The passage twisted round a few turns, and then began to descend. It went steadily down for a long while before it became level once again. The air grew hot and stifling, but it was not foul, and at times they felt currents of cooler air upon their faces, issuing from half-guessed openings in the walls. There were many of these. In the pale ray of the wizard's staff, Frodo caught glimpses of stairs and arches and of other passages and tunnels, sloping up, or running steeply down, or opening blankly dark on either side. It was bewildering beyond hope of remembering.

Gimli aided Gandalf very little, except by his stout courage. At least he was not, as were most of the others, troubled by the mere darkness in itself. Often the wizard consulted him at points where the choice of way was doubtful; but it was always Gandalf who had the final word. The Mines of Moria were vast and intricate beyond the imagination of Gimli, Glóin's son, dwarf of the mountain-race though he was. To Gandalf the far-off memories of a journey long before were now of little help, but even in the gloom and despite all windings of the road he knew whither he wished to go, and he did not falter, as long as there was a path that led towards his goal.

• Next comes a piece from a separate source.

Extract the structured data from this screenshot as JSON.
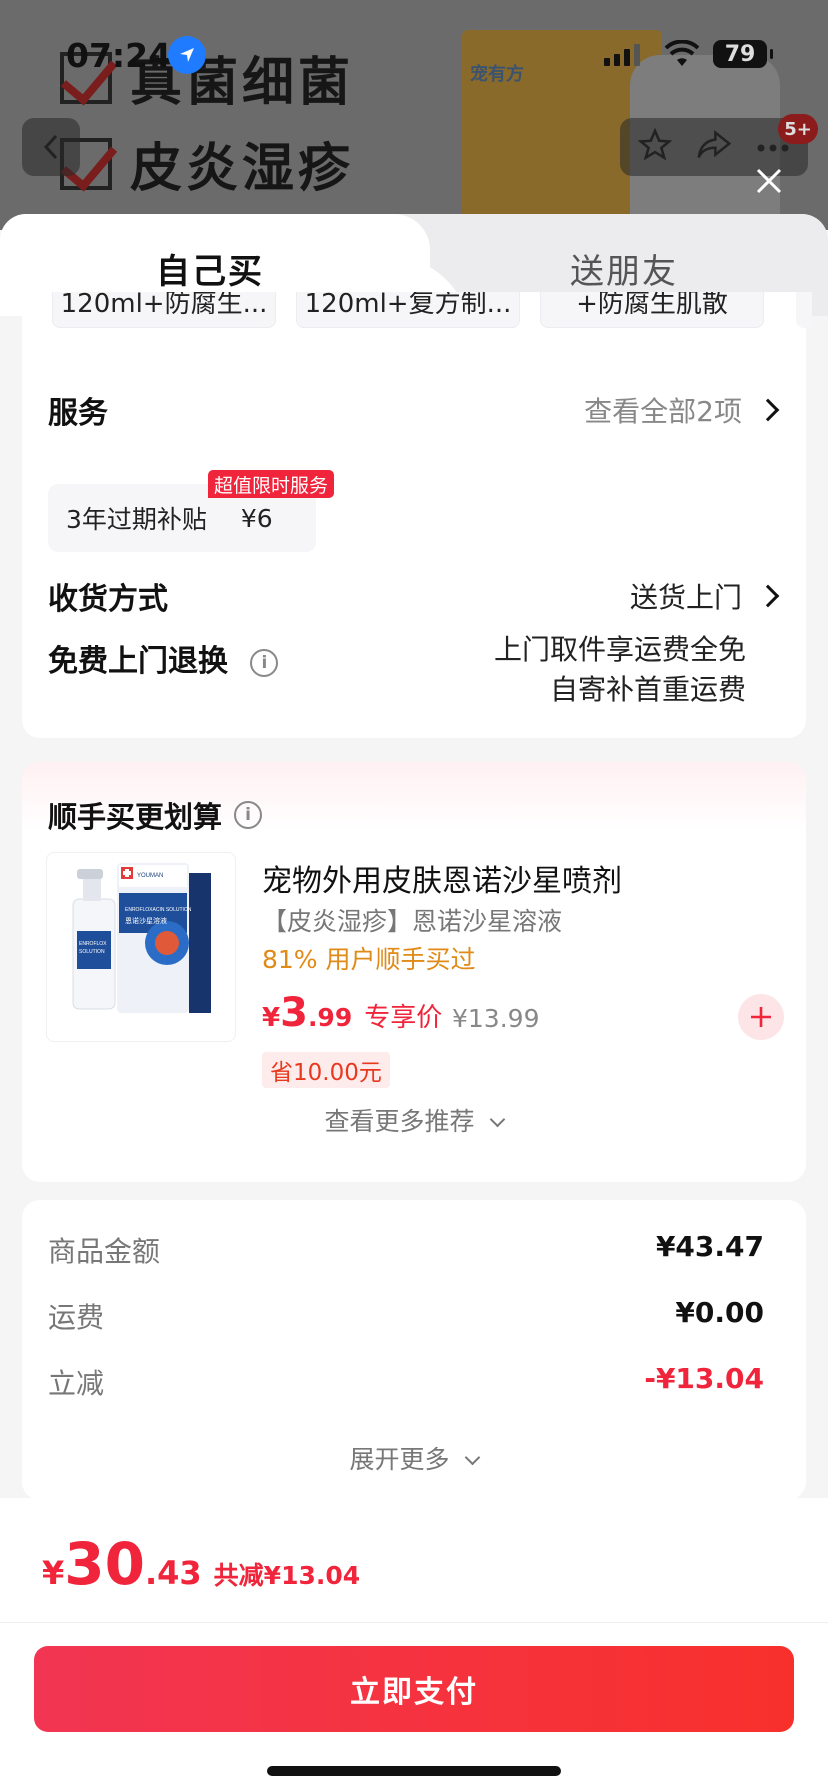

`Do not be afraid! ' said Aragorn. There was a pause longer than usual, and Gandalf and Gimli were whispering together; the others were crowded behind, waiting anxiously. `Do not be afraid! I have been with him on many a journey, if never on one so dark; and there are tales of Rivendell of greater deeds of his than any that I have seen. He will not go astray-if there is any path to find. He has led us in here against our fears, but he will lead us out again, at whatever cost to himself. He is surer of finding the way home in a blind night than the cats of Queen Berúthiel.'

It was well for the Company that they had such a guide. They had no fuel nor any means of making torches; in the desperate scramble at the doors many things had been left behind. But without any light they would soon have come to grief. There were not only many roads to choose from, there were also in many places holes and pitfalls, and dark wells beside the path in which their passing feet echoed. There were fissures and chasms in the walls and floor, and every now and then a crack would open right before their feet. The widest was more than seven feet across, and it was long before Pippin could summon enough courage to leap over the dreadful gap. The noise of churning water came up from far below, as if some great mill-wheel was turning in the depths.

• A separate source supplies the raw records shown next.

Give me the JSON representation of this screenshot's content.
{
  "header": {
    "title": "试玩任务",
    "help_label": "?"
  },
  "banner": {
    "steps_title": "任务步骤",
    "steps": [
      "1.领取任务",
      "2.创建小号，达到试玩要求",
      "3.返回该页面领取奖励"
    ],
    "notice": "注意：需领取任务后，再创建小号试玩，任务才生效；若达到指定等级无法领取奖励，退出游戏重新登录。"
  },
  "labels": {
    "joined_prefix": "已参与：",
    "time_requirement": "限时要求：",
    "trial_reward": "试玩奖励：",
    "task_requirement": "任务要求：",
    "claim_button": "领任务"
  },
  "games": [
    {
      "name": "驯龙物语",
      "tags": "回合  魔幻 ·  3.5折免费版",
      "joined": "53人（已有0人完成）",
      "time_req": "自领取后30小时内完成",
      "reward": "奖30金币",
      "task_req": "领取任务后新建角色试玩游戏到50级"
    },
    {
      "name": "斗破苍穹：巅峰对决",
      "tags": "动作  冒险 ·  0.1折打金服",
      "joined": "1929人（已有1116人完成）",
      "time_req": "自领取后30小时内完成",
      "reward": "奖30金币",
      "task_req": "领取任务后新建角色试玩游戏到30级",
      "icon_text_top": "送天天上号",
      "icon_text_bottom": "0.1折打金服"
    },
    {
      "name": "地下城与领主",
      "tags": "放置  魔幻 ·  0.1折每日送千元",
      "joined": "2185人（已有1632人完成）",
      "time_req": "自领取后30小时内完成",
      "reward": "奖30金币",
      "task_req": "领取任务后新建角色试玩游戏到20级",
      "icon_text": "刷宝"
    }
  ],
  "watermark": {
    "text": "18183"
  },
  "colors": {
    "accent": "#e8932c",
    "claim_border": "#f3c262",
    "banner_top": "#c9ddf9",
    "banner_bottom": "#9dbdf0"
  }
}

`Rope! ' muttered Sam. `I knew I'd want it, if I hadn't got it! '

As these dangers became more frequent their march became slower. Already they seemed to have been tramping on, on, endlessly to the mountains' roots. They were more than weary, and yet there seemed no comfort in the thought of halting anywhere. Frodo's spirits had risen for a while after his escape, and after food and a draught of the cordial; but now a deep uneasiness, growing to dread, crept over him again. Though he had been healed in Rivendell of the knife-stroke, that grim wound had not been without effect. His senses were sharper and more aware of things that could not be seen. One sign of change that he soon had noticed was that he could see more in the dark than any of his companions, save perhaps Gandalf. And he was in any case the bearer of the Ring: it hung upon its chain against his breast, and at whiles it seemed a heavy weight. He felt the certainty of evil ahead and of evil following; but he said nothing. He gripped tighter on the hilt of his sword and went on doggedly.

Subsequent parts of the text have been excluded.